A week ago we heard the tragic news from the Dmitrovgrad penal colony in Ulyanovsk region that scientist and political prisoner Evgeny Afanasiev, serving a twelve-and-a-half year sentence for treason, had died of a heart attack. His lawyer Ivan Pavlov (the same lawyer who secured first the release of Svetlana Davydova, mother of a large family, and subsequently the dropping of all charges against her) suggested that this case has been essential for the intelligence services, even if only for the purpose of ‘ticking the box’ with regard to solving crimes of this type.

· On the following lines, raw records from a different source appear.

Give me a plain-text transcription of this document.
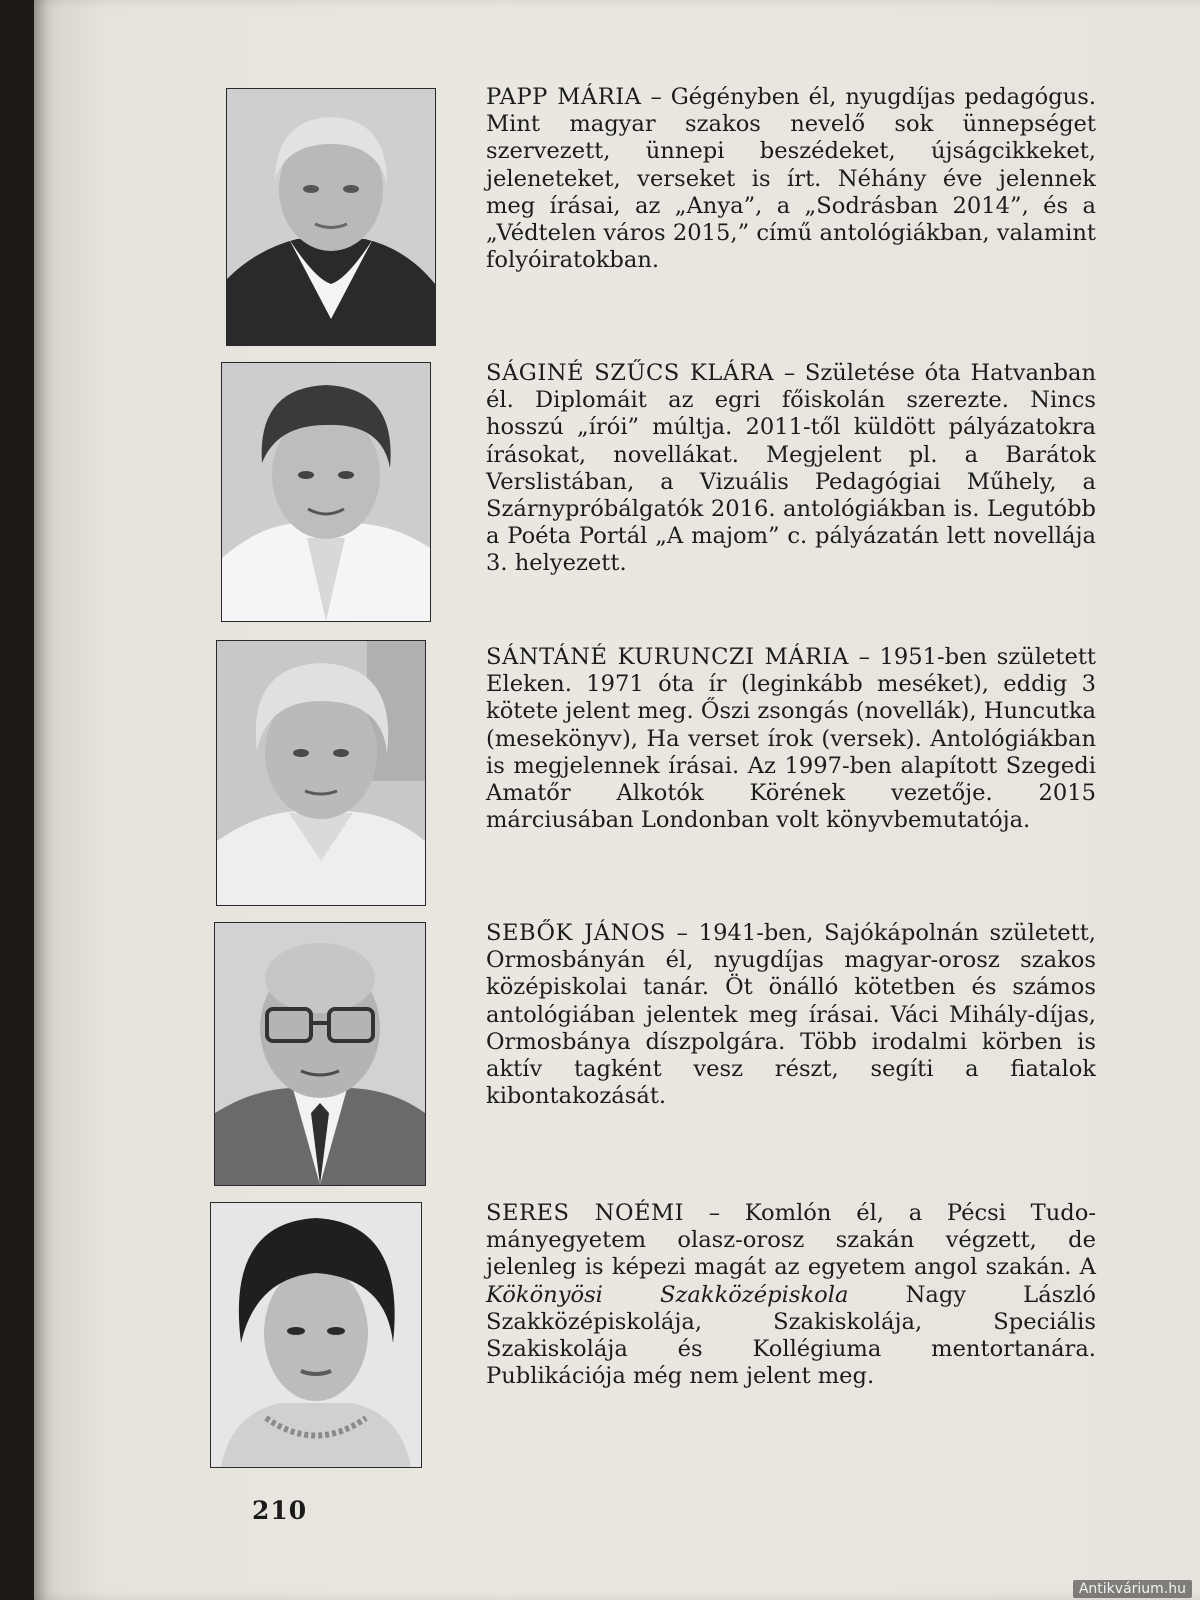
PAPP MÁRIA – Gégényben él, nyugdíjas pedagógus. Mint magyar szakos nevelő sok ünnepséget szervezett, ünnepi beszédeket, újságcikkeket, jeleneteket, verseket is írt. Néhány éve jelennek meg írásai, az „Anya”, a „Sodrásban 2014”, és a „Védtelen város 2015,” című antológiákban, valamint folyóiratokban.
SÁGINÉ SZŰCS KLÁRA – Születése óta Hatvanban él. Diplomáit az egri főiskolán szerezte. Nincs hosszú „írói” múltja. 2011-től küldött pályázatokra írásokat, novellákat. Megjelent pl. a Barátok Verslistában, a Vizuális Pedagógiai Műhely, a Szárnypróbálgatók 2016. antológiákban is. Legutóbb a Poéta Portál „A majom” c. pályázatán lett novellája 3. helyezett.
SÁNTÁNÉ KURUNCZI MÁRIA – 1951-ben született Eleken. 1971 óta ír (leginkább meséket), eddig 3 kötete jelent meg. Őszi zsongás (novellák), Huncutka (mesekönyv), Ha verset írok (versek). Antológiákban is megjelennek írásai. Az 1997-ben alapított Szegedi Amatőr Alkotók Körének vezetője. 2015 márciusában Londonban volt könyvbemutatója.
SEBŐK JÁNOS – 1941-ben, Sajókápolnán született, Ormosbányán él, nyugdíjas magyar-orosz szakos középiskolai tanár. Öt önálló kötetben és számos antológiában jelentek meg írásai. Váci Mihály-díjas, Ormosbánya díszpolgára. Több irodalmi körben is aktív tagként vesz részt, segíti a fiatalok kibontakozását.
SERES NOÉMI – Komlón él, a Pécsi Tudományegyetem olasz-orosz szakán végzett, de jelenleg is képezi magát az egyetem angol szakán. A Kökönyösi Szakközépiskola Nagy László Szakközépiskolája, Szakiskolája, Speciális Szakiskolája és Kollégiuma mentortanára. Publikációja még nem jelent meg.
210
Antikvárium.hu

In his 62nd year, the scientist Evgeny Afanasiev could find himself at the peak of his scientific career, with his intellectual potential serving the good of the nation. But he has become a victim of spymania and arbitrary rule. His ‘partner in crime’, Svyatoslav Bobyshev, remains behind bars.

So what can be said now of attempts to halt a ‘brain drain’?

I believe it is already obvious that the new revised version of Article 275 of the Russian Criminal Code, adopted in 2012 and the broad interpretation of state treason it contains, has become the instrument for fabricating ‘spy’ cases.

For me this is associated with a problem which at first glance is from quite another realm: the indiscriminate inclusion of human rights organisations in the list of “foreign agents.”

In fact I think the roots are the same: the aggressive distaste of the Russian authorities (and corresponding propaganda in the mass media) for the outside world, fear, chauvinism, the constant search for ‘enemies,’ ‘spies,’ ‘foreign agents’, on whose intrigues our own internal problems can be blamed. Instead of creative ideas and positive values, they are producing negative ones.

No less destructive than artificially-cultivated hatred, in my opinion, is the indifference exhibited by a significant part of the Russian public: an ‘I don’t care’ attitude.

If the death of Eevgeny Afansiev had been the news of the day, if the ‘espionage’ cases fabricated against scientists featured in objective television reports, and a focus for public attention, then they would collapse during the preliminary investigation, just as happened in the case of Svetlana Davydova.

Until the situation changes, evidently we should expect to learn of new criminal cases with the familiar ‘bad smell.’